Collapse of ed center may be best thing
North County Times 4/9/07
The Temecula Education Center, born of a desire to bring higher education closer to a growing and professional-oriented populace, failed to get traction from the start. The city is quick to blame the developer it chose for the center -- and some fault certainly belongs there -- but officials also need to consider whether the concept is flawed.
While community colleges and small private colleges might have a place, such an educational center would need to offer a good selection of courses from places such as Cal State San Marcos and UC Riverside to be successful. But after expressing some interest in the beginning, neither of the state-run campuses was willing to commit to leasing space in the end.
That left Mt. San Jacinto College, which had recently been shut out of a bid to build a third campus in Wildomar, and Concordia College, a small Irvine-based private college that had recently opened a small set of classrooms in Temecula. And MSJC's $3 million lease for space in the center was so controversial, it led to the firing of its popular new president, who questioned the center's value, and a near mutiny of its faculty.
Two years ago, the city had to step in with money to grade the site in the northwest portion of the city, because the developer was unable to secure the financing to do even that much, and ultimately plowed nearly $6 million into it. That money is not lost, because it increases the value of the 31-acre site, but it was nevertheless an indication of the financial instability of the project.
That precariousness was eventually the project's undoing, as -- after five time extensions and a reduction in the size of the project by half -- the developer, the AGK Group, was unable to meet its obligation to lease even half of the remaining project.
Mayor Chuck Washington said last week that the city still wants an educational center and will hire a consultant to review the project, but we hope that that review includes a full assessment of whether such a project makes sense any more -- if it ever did.
If the city truly wants a higher educational center, why not take another run at the state university system?

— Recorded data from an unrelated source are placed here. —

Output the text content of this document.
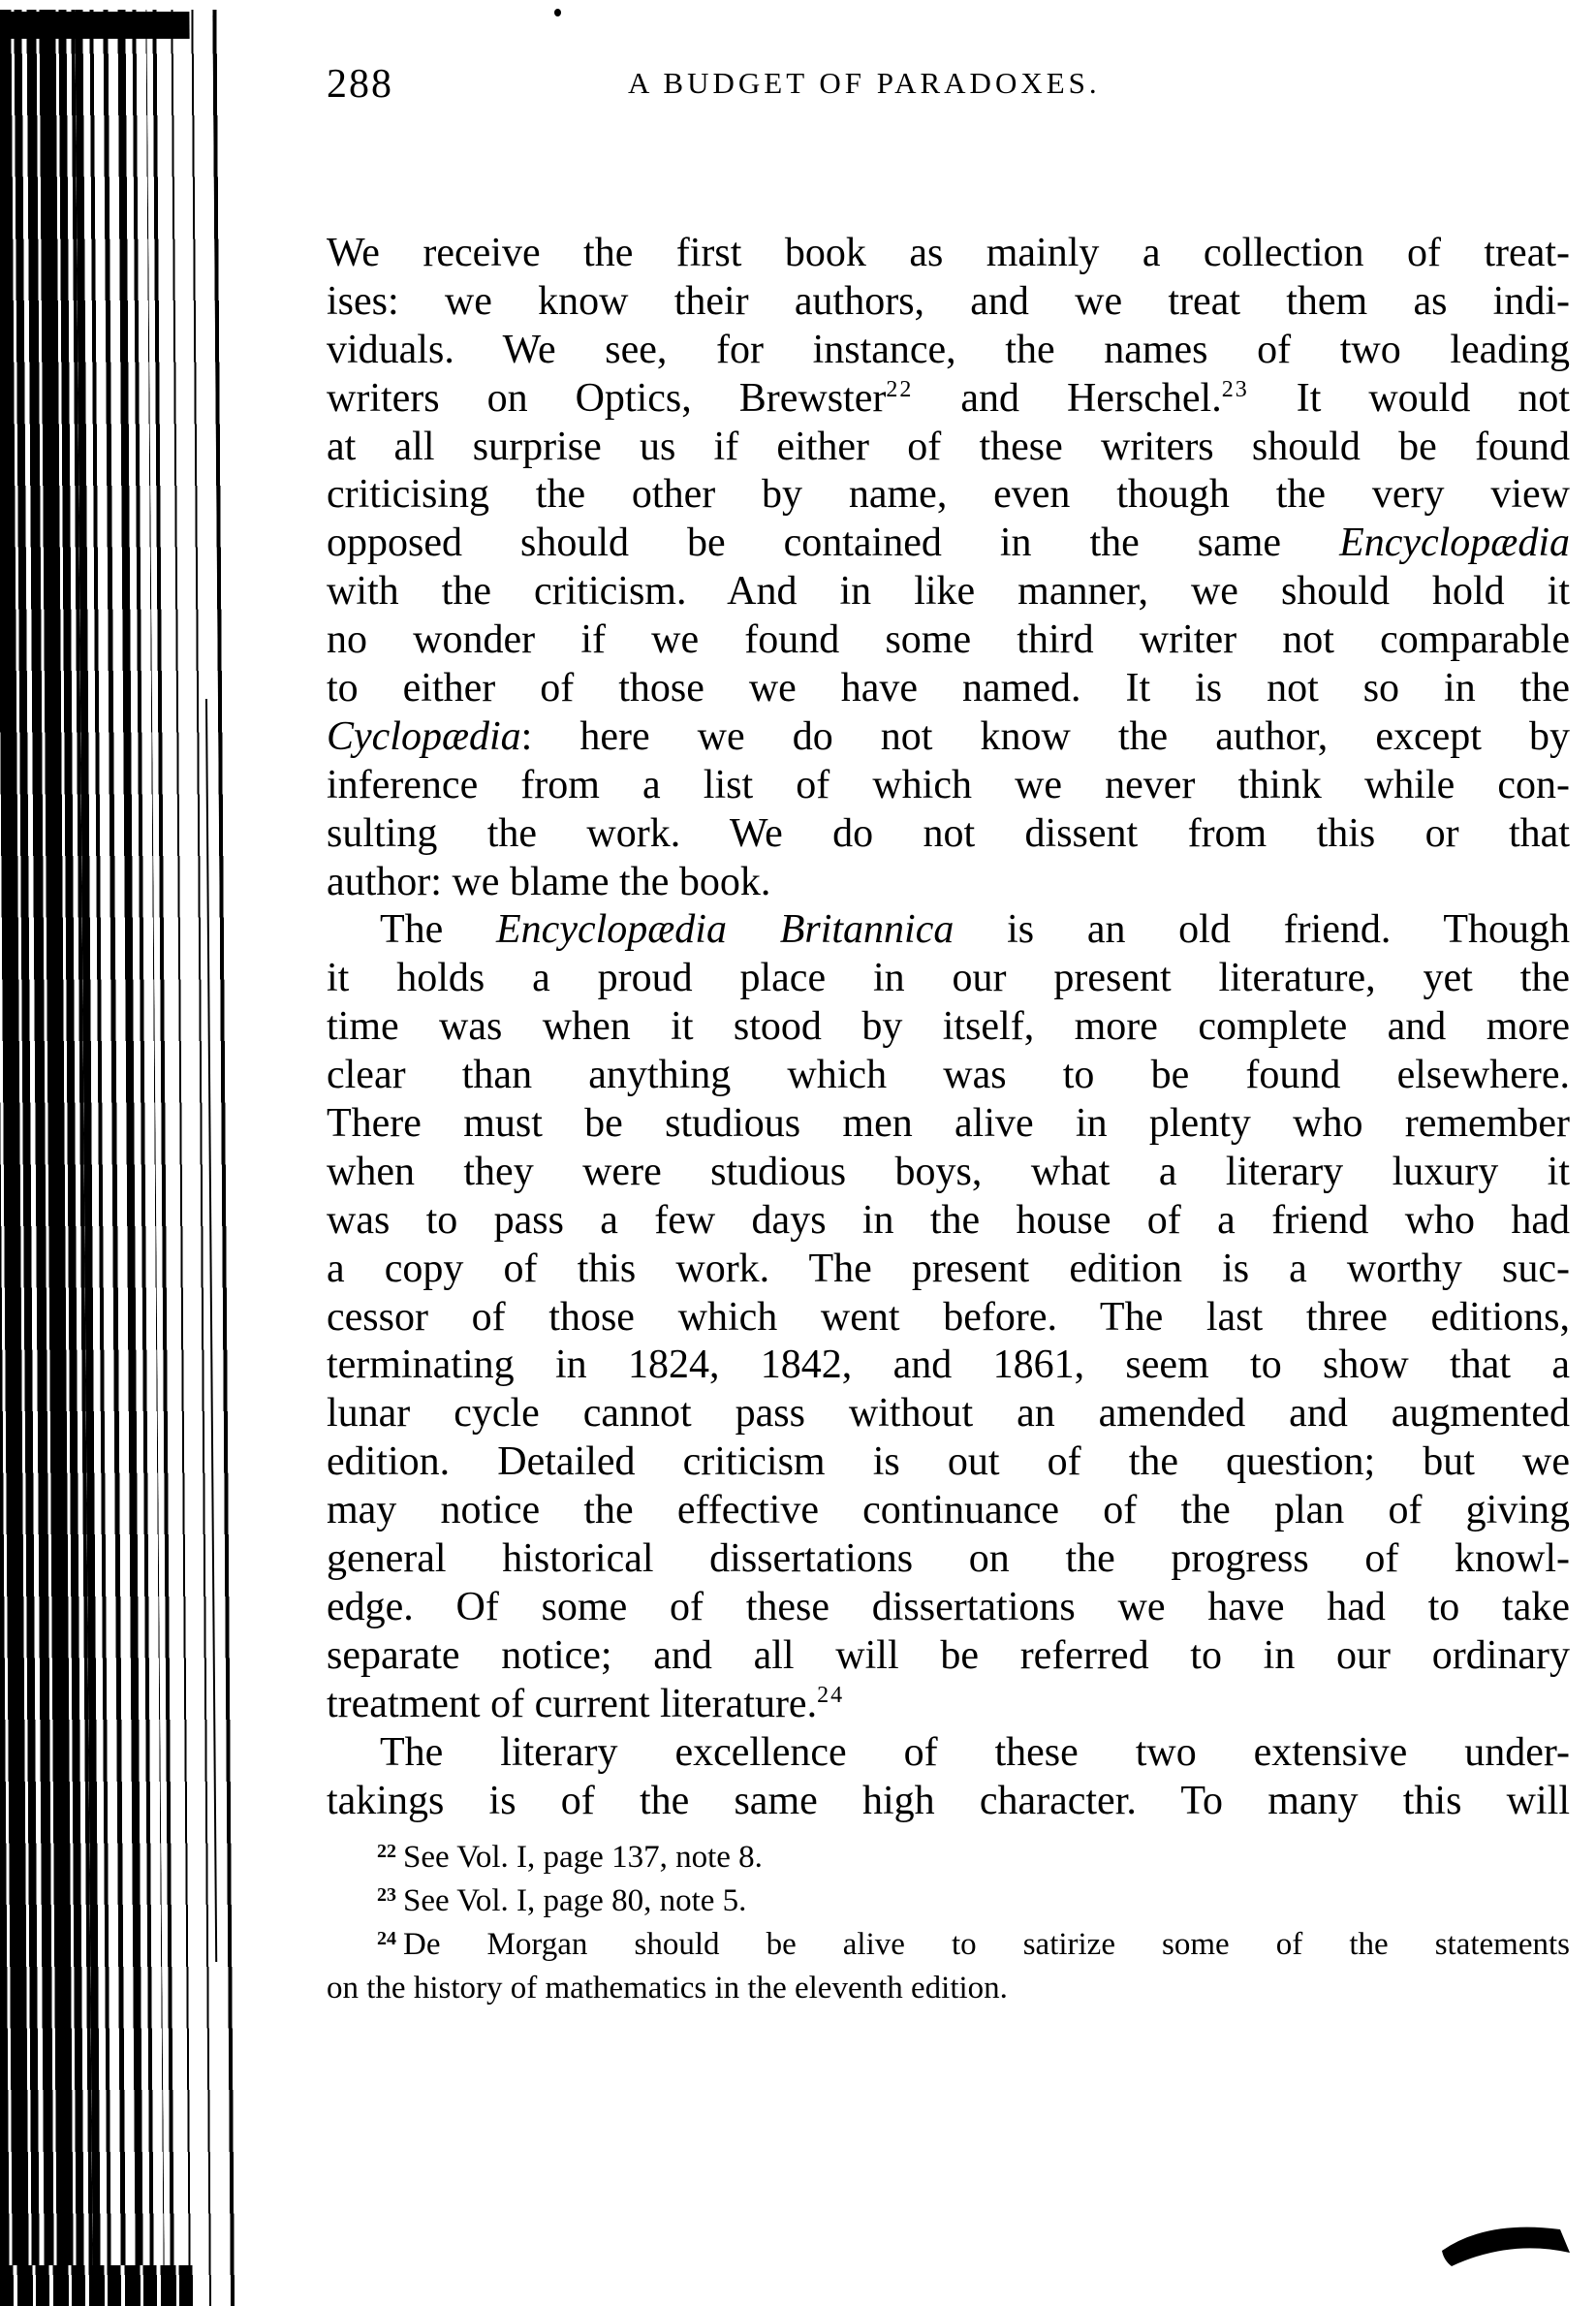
288	A BUDGET OF PARADOXES.
We receive the first book as mainly a collection of treat-
ises: we know their authors, and we treat them as indi-
viduals. We see, for instance, the names of two leading
writers on Optics, Brewster$^{22}$ and Herschel.$^{23}$ It would not
at all surprise us if either of these writers should be found
criticising the other by name, even though the very view
opposed should be contained in the same Encyclopædia
with the criticism. And in like manner, we should hold it
no wonder if we found some third writer not comparable
to either of those we have named. It is not so in the
Cyclopædia: here we do not know the author, except by
inference from a list of which we never think while con-
sulting the work. We do not dissent from this or that
author: we blame the book.
The Encyclopædia Britannica is an old friend. Though
it holds a proud place in our present literature, yet the
time was when it stood by itself, more complete and more
clear than anything which was to be found elsewhere.
There must be studious men alive in plenty who remember
when they were studious boys, what a literary luxury it
was to pass a few days in the house of a friend who had
a copy of this work. The present edition is a worthy suc-
cessor of those which went before. The last three editions,
terminating in 1824, 1842, and 1861, seem to show that a
lunar cycle cannot pass without an amended and augmented
edition. Detailed criticism is out of the question; but we
may notice the effective continuance of the plan of giving
general historical dissertations on the progress of knowl-
edge. Of some of these dissertations we have had to take
separate notice; and all will be referred to in our ordinary
treatment of current literature.$^{24}$
The literary excellence of these two extensive under-
takings is of the same high character. To many this will
$^{22}$ See Vol. I, page 137, note 8.
$^{23}$ See Vol. I, page 80, note 5.
$^{24}$ De Morgan should be alive to satirize some of the statements
on the history of mathematics in the eleventh edition.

A full-on four-year "Cal State Temecula" is probably too big of a reach, especially since the city doesn't have 100 acres of land to donate, but how about a satellite campus? City officials insist that despite their reluctance to sign on to the ed center, Cal State San Marcos leaders remain committed to this area. And as a recent analysis by the university confirmed, Southwest County is sending a growing number of students to the San Marcos campus.
Cal State San Marcos began its life more than 30 years ago as a satellite of San Diego State, and after some impressive growth, persuaded the state system to build a full campus there in the early 1990s. Maybe the same path could be followed here.
Southwest County is a growing, prosperous area, with a highly educated population. A higher education center of some sort in this area makes a lot of sense. The reluctance of such obvious tenants as Cal State San Marcos and UC Riverside to sign on to the Temecula Education Center might simply have been an overabundance of caution on their part -- but it might also have come out of a sense that maybe such a multi-college center isn't the best way to serve either their own students or the region.